Key Laboratory of Convergent Media and Intelligent Technology (Communication University of China), Ministry of Education, Beijing 100024, China.
School of Information and Communication Engineering, Communication University of China, Beijing 100024, China.
Sensors (Basel). 2021 Jun 8;21(12):3963. doi: 10.3390/s21123963.
Salient regions provide important cues for scene understanding to the human vision system. However, whether the detected salient regions are helpful in image blur estimation is unknown. In this study, a salient region guided blind image sharpness assessment (BISA) framework is proposed, and the effect of the detected salient regions on the BISA performance is investigated. Specifically, three salient region detection (SRD) methods and ten BISA models are jointly explored, during which the output saliency maps from SRD methods are re-organized as the input of BISA models. Consequently, the change in BISA metric values can be quantified and then directly related to the difference in BISA model inputs. Finally, experiments are conducted on three Gaussian blurring image databases, and the BISA prediction performance is evaluated. The comparison results indicate that salient region input can help achieve a close and sometimes superior performance to a BISA model over the whole image input.
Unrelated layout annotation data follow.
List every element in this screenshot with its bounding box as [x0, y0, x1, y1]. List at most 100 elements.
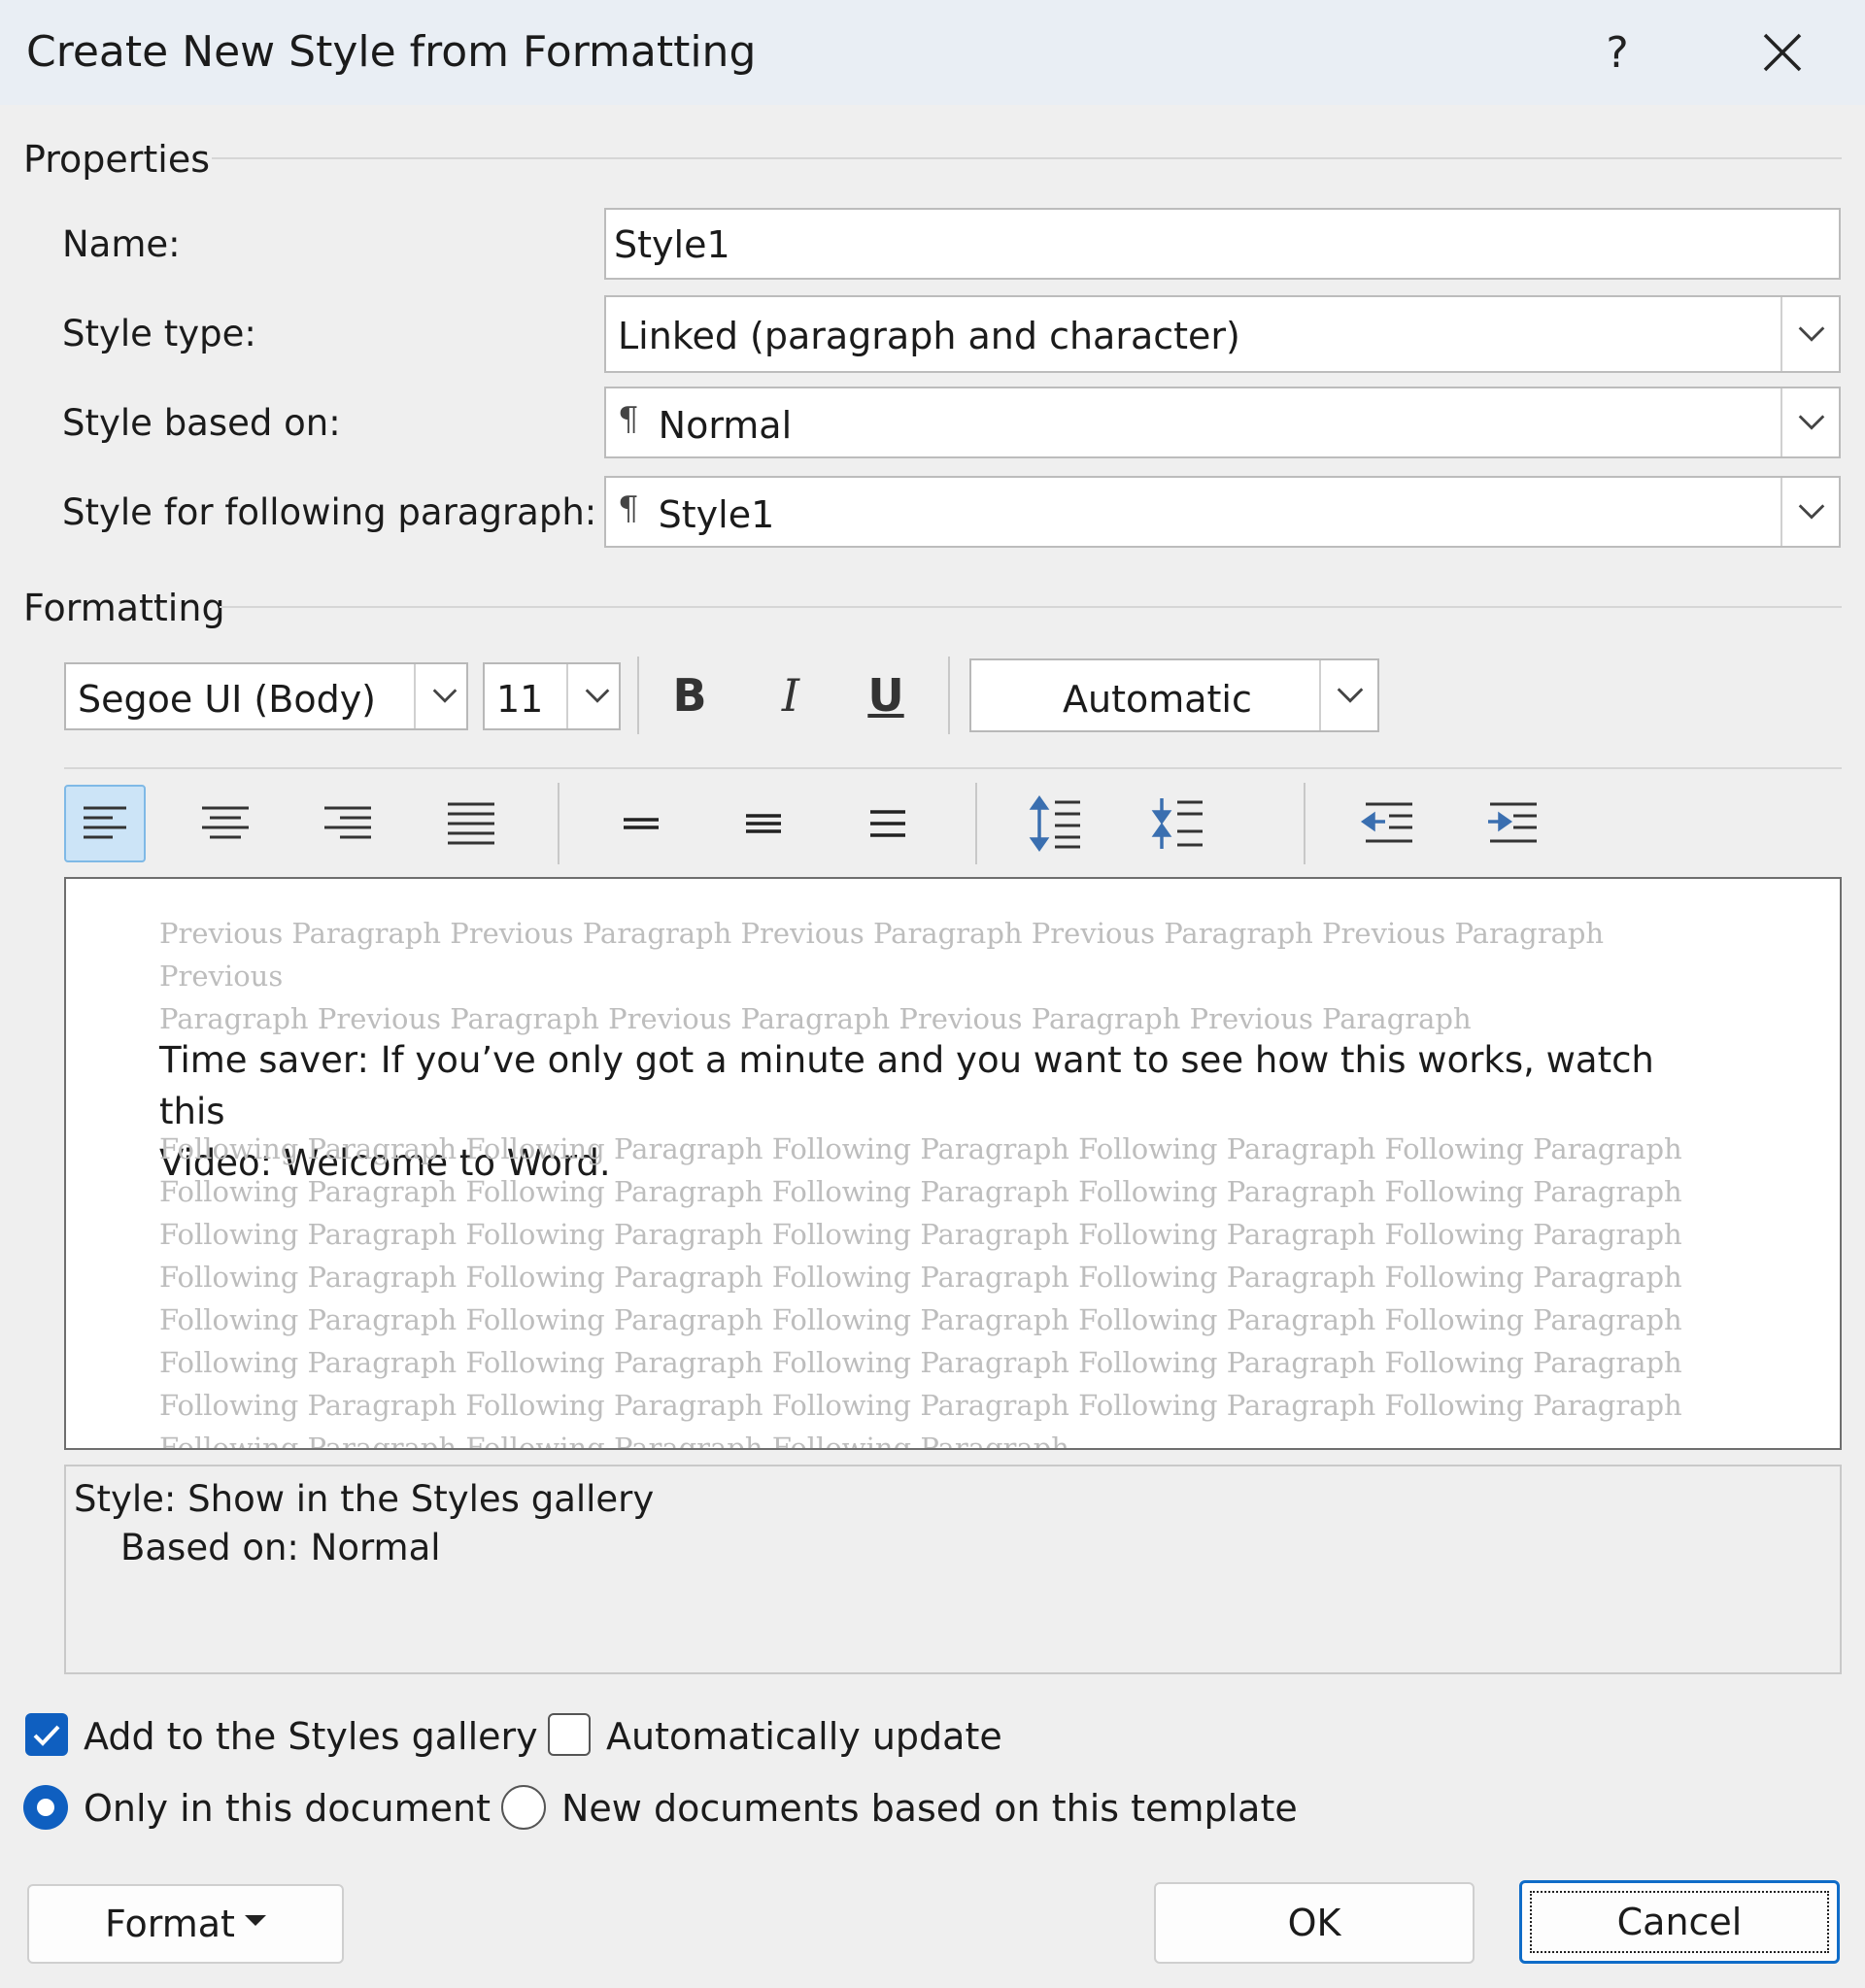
- align-center-button[interactable]: [185, 785, 266, 862]
- justify-button[interactable]: [430, 785, 512, 862]
- style-type-value: Linked (paragraph and character): [618, 315, 1240, 357]
- only-this-document-radio[interactable]: [23, 1785, 68, 1830]
- chevron-down-icon: [1798, 504, 1825, 520]
- style-type-dropdown-button[interactable]: [1780, 297, 1839, 371]
- font-size-value: 11: [496, 678, 544, 721]
- font-dropdown-button[interactable]: [414, 664, 466, 728]
- following-paragraph-dropdown-button[interactable]: [1780, 478, 1839, 546]
- toolbar-separator: [1304, 783, 1306, 864]
- preview-line: Time saver: If you’ve only got a minute …: [159, 1039, 1654, 1132]
- preview-line: Following Paragraph Following Paragraph …: [159, 1218, 1682, 1251]
- paragraph-mark-icon: ¶: [618, 400, 639, 439]
- toolbar-separator: [637, 657, 639, 734]
- checkmark-icon: [33, 1725, 60, 1746]
- new-documents-radio[interactable]: [501, 1785, 546, 1830]
- based-on-label: Style based on:: [62, 402, 341, 444]
- toolbar-separator: [948, 657, 950, 734]
- help-button[interactable]: ?: [1583, 19, 1651, 87]
- auto-update-checkbox[interactable]: [548, 1713, 591, 1756]
- previous-paragraph-text: Previous Paragraph Previous Paragraph Pr…: [159, 912, 1713, 1040]
- toolbar-divider: [64, 767, 1842, 769]
- one-half-spacing-button[interactable]: [723, 785, 804, 862]
- caret-down-icon: [244, 1914, 266, 1926]
- title-bar: Create New Style from Formatting ?: [0, 0, 1865, 105]
- align-left-icon: [84, 806, 126, 839]
- toolbar-separator: [975, 783, 977, 864]
- paragraph-mark-icon: ¶: [618, 489, 639, 528]
- formatting-group-label: Formatting: [23, 587, 225, 629]
- chevron-down-icon: [585, 689, 610, 703]
- description-line: Style: Show in the Styles gallery: [74, 1478, 655, 1520]
- preview-line: Following Paragraph Following Paragraph …: [159, 1175, 1682, 1208]
- focus-rectangle: [1530, 1891, 1829, 1953]
- font-size-select[interactable]: 11: [483, 662, 621, 730]
- align-left-button[interactable]: [64, 785, 146, 862]
- based-on-value-wrap: ¶ Normal: [618, 400, 793, 447]
- create-style-dialog: Create New Style from Formatting ? Prope…: [0, 0, 1865, 1988]
- underline-button[interactable]: U: [845, 657, 927, 734]
- dialog-title: Create New Style from Formatting: [26, 27, 757, 77]
- only-this-document-label[interactable]: Only in this document: [84, 1787, 491, 1830]
- following-value-wrap: ¶ Style1: [618, 489, 775, 536]
- align-right-button[interactable]: [307, 785, 389, 862]
- name-label: Name:: [62, 223, 181, 265]
- double-spacing-button[interactable]: [847, 785, 929, 862]
- font-color-select[interactable]: Automatic: [969, 658, 1379, 732]
- preview-line: Following Paragraph Following Paragraph …: [159, 1432, 1069, 1450]
- font-color-dropdown-button[interactable]: [1319, 660, 1377, 730]
- style-preview: Previous Paragraph Previous Paragraph Pr…: [64, 877, 1842, 1450]
- name-field-value: Style1: [614, 223, 730, 266]
- close-icon: [1763, 33, 1802, 72]
- decrease-paragraph-spacing-icon: [1151, 798, 1203, 849]
- ok-button[interactable]: OK: [1154, 1882, 1475, 1964]
- bold-button[interactable]: B: [649, 657, 730, 734]
- add-to-gallery-label[interactable]: Add to the Styles gallery: [84, 1715, 538, 1758]
- following-paragraph-value: Style1: [658, 493, 775, 536]
- description-line: Based on: Normal: [120, 1527, 441, 1568]
- following-paragraph-select[interactable]: ¶ Style1: [604, 476, 1841, 548]
- based-on-select[interactable]: ¶ Normal: [604, 387, 1841, 458]
- style-description: Style: Show in the Styles gallery Based …: [64, 1465, 1842, 1674]
- format-button-label: Format: [105, 1903, 235, 1945]
- font-select[interactable]: Segoe UI (Body): [64, 662, 468, 730]
- auto-update-label[interactable]: Automatically update: [606, 1715, 1002, 1758]
- preview-line: Following Paragraph Following Paragraph …: [159, 1303, 1682, 1336]
- decrease-indent-icon: [1360, 802, 1412, 843]
- chevron-down-icon: [1798, 326, 1825, 342]
- based-on-dropdown-button[interactable]: [1780, 388, 1839, 456]
- chevron-down-icon: [432, 689, 458, 703]
- decrease-indent-button[interactable]: [1348, 785, 1430, 862]
- properties-group-label: Properties: [23, 138, 211, 181]
- increase-indent-icon: [1488, 802, 1537, 843]
- preview-line: Previous Paragraph Previous Paragraph Pr…: [159, 917, 1605, 993]
- preview-line: Following Paragraph Following Paragraph …: [159, 1389, 1682, 1422]
- properties-divider: [212, 157, 1842, 159]
- ok-button-label: OK: [1287, 1902, 1341, 1944]
- font-color-value: Automatic: [1063, 678, 1252, 721]
- based-on-value: Normal: [658, 404, 793, 447]
- increase-paragraph-spacing-icon: [1029, 794, 1080, 853]
- name-field[interactable]: Style1: [604, 208, 1841, 280]
- formatting-divider: [220, 606, 1842, 608]
- align-right-icon: [324, 806, 371, 839]
- style-type-select[interactable]: Linked (paragraph and character): [604, 295, 1841, 373]
- preview-line: Following Paragraph Following Paragraph …: [159, 1132, 1682, 1165]
- increase-paragraph-spacing-button[interactable]: [1016, 785, 1098, 862]
- close-button[interactable]: [1744, 19, 1821, 87]
- single-spacing-button[interactable]: [600, 785, 682, 862]
- increase-indent-button[interactable]: [1473, 785, 1554, 862]
- decrease-paragraph-spacing-button[interactable]: [1138, 785, 1220, 862]
- following-paragraph-text: Following Paragraph Following Paragraph …: [159, 1128, 1713, 1450]
- justify-icon: [448, 802, 494, 845]
- new-documents-label[interactable]: New documents based on this template: [561, 1787, 1298, 1830]
- italic-button[interactable]: I: [750, 657, 831, 734]
- single-spacing-icon: [624, 818, 659, 829]
- one-half-spacing-icon: [746, 814, 781, 833]
- align-center-icon: [202, 806, 249, 839]
- format-menu-button[interactable]: Format: [27, 1884, 344, 1964]
- add-to-gallery-checkbox[interactable]: [25, 1713, 68, 1756]
- font-size-dropdown-button[interactable]: [566, 664, 619, 728]
- cancel-button[interactable]: Cancel: [1519, 1880, 1840, 1964]
- font-value: Segoe UI (Body): [78, 678, 377, 721]
- preview-line: Following Paragraph Following Paragraph …: [159, 1346, 1682, 1379]
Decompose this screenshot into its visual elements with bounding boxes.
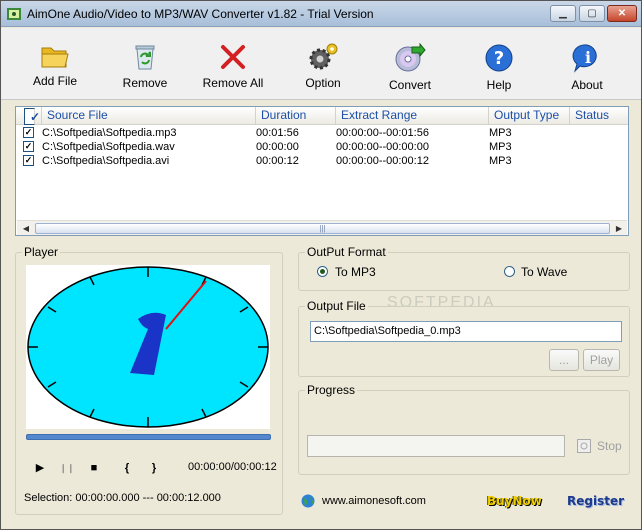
player-seek-bar[interactable] xyxy=(26,434,271,440)
gear-icon xyxy=(309,43,338,70)
stop-button[interactable]: ■ xyxy=(86,460,102,476)
option-button[interactable]: Option xyxy=(287,32,359,94)
folder-icon xyxy=(41,47,69,68)
progress-bar xyxy=(307,435,565,457)
cd-convert-icon xyxy=(395,43,426,72)
register-link[interactable]: Register xyxy=(567,494,624,508)
scroll-right-arrow-icon[interactable]: ▶ xyxy=(611,222,627,235)
about-button[interactable]: i About xyxy=(551,32,623,94)
remove-all-button[interactable]: Remove All xyxy=(197,32,269,94)
mark-in-button[interactable]: { xyxy=(119,460,135,476)
row-checkbox[interactable]: ✓ xyxy=(23,155,34,166)
list-header: ✓ Source File Duration Extract Range Out… xyxy=(16,107,628,125)
table-row[interactable]: ✓ C:\Softpedia\Softpedia.mp3 00:01:56 00… xyxy=(16,126,628,140)
to-mp3-radio[interactable] xyxy=(317,266,328,277)
buy-now-link[interactable]: BuyNow xyxy=(487,494,542,508)
app-icon xyxy=(7,8,21,20)
globe-icon xyxy=(301,494,315,508)
column-type[interactable]: Output Type xyxy=(489,107,570,124)
table-row[interactable]: ✓ C:\Softpedia\Softpedia.avi 00:00:12 00… xyxy=(16,154,628,168)
title-bar[interactable]: AimOne Audio/Video to MP3/WAV Converter … xyxy=(1,1,641,27)
column-range[interactable]: Extract Range xyxy=(336,107,489,124)
info-icon: i xyxy=(572,44,597,73)
remove-button[interactable]: Remove xyxy=(109,32,181,94)
player-time: 00:00:00/00:00:12 xyxy=(188,461,277,473)
browse-button[interactable]: ... xyxy=(549,349,579,371)
scroll-left-arrow-icon[interactable]: ◀ xyxy=(18,222,34,235)
column-status[interactable]: Status xyxy=(570,107,628,124)
help-icon: ? xyxy=(485,44,513,72)
output-file-input[interactable]: C:\Softpedia\Softpedia_0.mp3 xyxy=(310,321,622,342)
red-x-icon xyxy=(221,45,245,69)
to-mp3-label[interactable]: To MP3 xyxy=(335,265,376,279)
row-checkbox[interactable]: ✓ xyxy=(23,141,34,152)
column-source[interactable]: Source File xyxy=(42,107,256,124)
column-duration[interactable]: Duration xyxy=(256,107,336,124)
recycle-bin-icon xyxy=(135,45,155,70)
svg-text:i: i xyxy=(585,48,591,67)
help-button[interactable]: ? Help xyxy=(463,32,535,94)
close-button[interactable]: ✕ xyxy=(607,5,637,22)
add-file-button[interactable]: Add File xyxy=(19,32,91,94)
selection-range: Selection: 00:00:00.000 --- 00:00:12.000 xyxy=(24,492,221,504)
window-title: AimOne Audio/Video to MP3/WAV Converter … xyxy=(27,7,374,21)
minimize-button[interactable]: ▁ xyxy=(550,5,576,22)
header-checkbox-column[interactable]: ✓ xyxy=(16,107,42,125)
file-list[interactable]: ✓ Source File Duration Extract Range Out… xyxy=(15,106,629,236)
toolbar: Add File Remove Remove All Option Conver… xyxy=(1,28,641,100)
table-row[interactable]: ✓ C:\Softpedia\Softpedia.wav 00:00:00 00… xyxy=(16,140,628,154)
play-output-button[interactable]: Play xyxy=(583,349,620,371)
scroll-thumb[interactable]: ||| xyxy=(35,223,610,234)
svg-text:?: ? xyxy=(494,48,504,69)
app-window: AimOne Audio/Video to MP3/WAV Converter … xyxy=(0,0,642,530)
to-wave-radio[interactable] xyxy=(504,266,515,277)
play-button[interactable]: ▶ xyxy=(32,460,48,476)
website-link[interactable]: www.aimonesoft.com xyxy=(322,495,426,507)
maximize-button[interactable]: ▢ xyxy=(579,5,605,22)
pause-button[interactable]: ❙❙ xyxy=(59,460,75,476)
select-all-checkbox[interactable]: ✓ xyxy=(24,108,40,125)
mark-out-button[interactable]: } xyxy=(146,460,162,476)
convert-button[interactable]: Convert xyxy=(374,32,446,94)
stop-icon xyxy=(577,439,591,453)
to-wave-label[interactable]: To Wave xyxy=(521,265,567,279)
stop-conversion-button[interactable]: Stop xyxy=(575,435,623,457)
row-checkbox[interactable]: ✓ xyxy=(23,127,34,138)
horizontal-scrollbar[interactable]: ◀ ||| ▶ xyxy=(17,220,627,235)
progress-group: Progress xyxy=(298,383,630,475)
player-clock-display xyxy=(26,265,270,429)
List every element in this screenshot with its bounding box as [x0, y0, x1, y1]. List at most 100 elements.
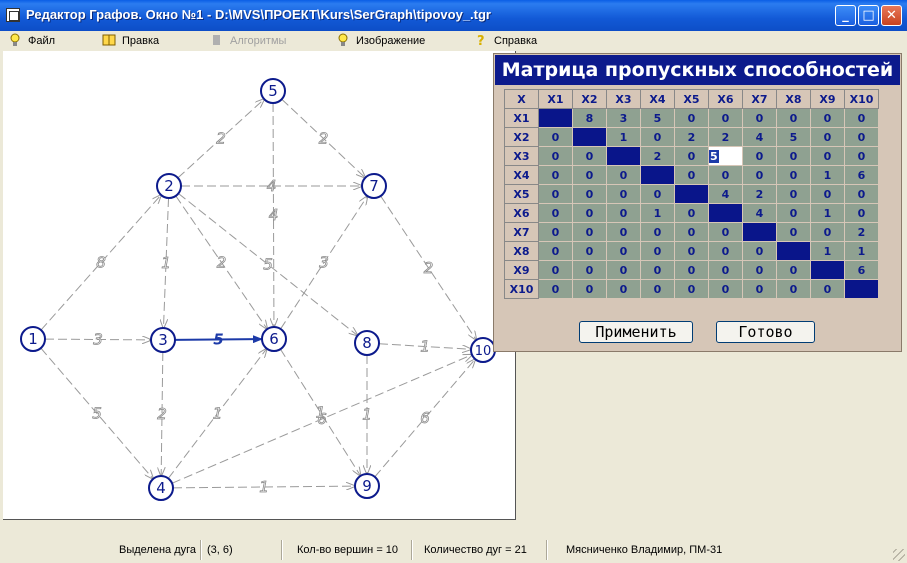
menu-algorithms[interactable]: Алгоритмы	[210, 33, 286, 49]
matrix-cell[interactable]: 1	[640, 203, 675, 223]
close-button[interactable]: ✕	[881, 5, 902, 26]
matrix-cell[interactable]: 0	[674, 108, 709, 128]
matrix-cell[interactable]: 0	[844, 203, 879, 223]
matrix-cell[interactable]: 0	[606, 241, 641, 261]
matrix-cell[interactable]: 0	[844, 127, 879, 147]
matrix-cell[interactable]: 0	[640, 184, 675, 204]
matrix-cell[interactable]: 0	[640, 260, 675, 280]
matrix-cell[interactable]: 1	[810, 241, 845, 261]
matrix-cell[interactable]: 0	[742, 241, 777, 261]
matrix-cell[interactable]: 0	[640, 127, 675, 147]
matrix-cell[interactable]: 0	[606, 184, 641, 204]
matrix-cell[interactable]: 0	[538, 184, 573, 204]
matrix-cell[interactable]: 0	[674, 146, 709, 166]
matrix-cell[interactable]: 0	[606, 222, 641, 242]
matrix-cell[interactable]: 0	[742, 260, 777, 280]
menu-help[interactable]: ? Справка	[474, 33, 537, 49]
matrix-cell[interactable]: 2	[674, 127, 709, 147]
matrix-cell[interactable]: 0	[606, 260, 641, 280]
matrix-cell[interactable]: 0	[844, 146, 879, 166]
matrix-diagonal-cell[interactable]	[810, 260, 845, 280]
matrix-cell[interactable]: 1	[606, 127, 641, 147]
matrix-cell[interactable]: 0	[572, 165, 607, 185]
matrix-diagonal-cell[interactable]	[606, 146, 641, 166]
matrix-cell[interactable]: 0	[776, 203, 811, 223]
matrix-cell[interactable]: 0	[572, 146, 607, 166]
matrix-cell[interactable]: 0	[810, 279, 845, 299]
graph-drawing[interactable]: 835122452511642312116 12345678910	[3, 51, 515, 519]
matrix-diagonal-cell[interactable]	[538, 108, 573, 128]
maximize-button[interactable]: □	[858, 5, 879, 26]
matrix-cell[interactable]: 0	[810, 108, 845, 128]
matrix-cell[interactable]: 4	[742, 127, 777, 147]
matrix-cell[interactable]: 0	[572, 203, 607, 223]
matrix-cell[interactable]: 0	[674, 203, 709, 223]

When using the center region input as the baseline, the detected salient regions from the saliency optimization from robust background detection (SORBD) method lead to consistently better score prediction, regardless of the BISA model. Based on the proposed hybrid framework, this study reveals that saliency detection benefits image blur estimation, while how to properly incorporate SRD methods and BISA models to improve the score prediction will be explored in our future work.
显著区域为人类视觉系统提供了重要的场景理解线索。然而,检测到的显著区域是否有助于图像模糊估计尚不清楚。在本研究中,提出了一种显著区域引导的盲图像锐度评估(BISA)框架,并研究了检测到的显著区域对 BISA 性能的影响。具体来说,共同探索了三种显著区域检测(SRD)方法和十种 BISA 模型,其中 SRD 方法的输出显著图被重新组织为 BISA 模型的输入。因此,可以量化 BISA 指标值的变化,并直接与 BISA 模型输入的差异相关联。最后,在三个高斯模糊图像数据库上进行了实验,并评估了 BISA 预测性能。比较结果表明,显著区域输入可以帮助实现接近甚至有时优于整个图像输入的 BISA 模型的性能。当使用中心区域输入作为基线时,来自稳健背景检测的显著优化(SORBD)方法的检测到的显著区域导致了始终更好的得分预测,而与 BISA 模型无关。基于所提出的混合框架,本研究表明显著检测有益于图像模糊估计,而如何正确结合 SRD 方法和 BISA 模型以提高评分预测将是我们未来工作的重点。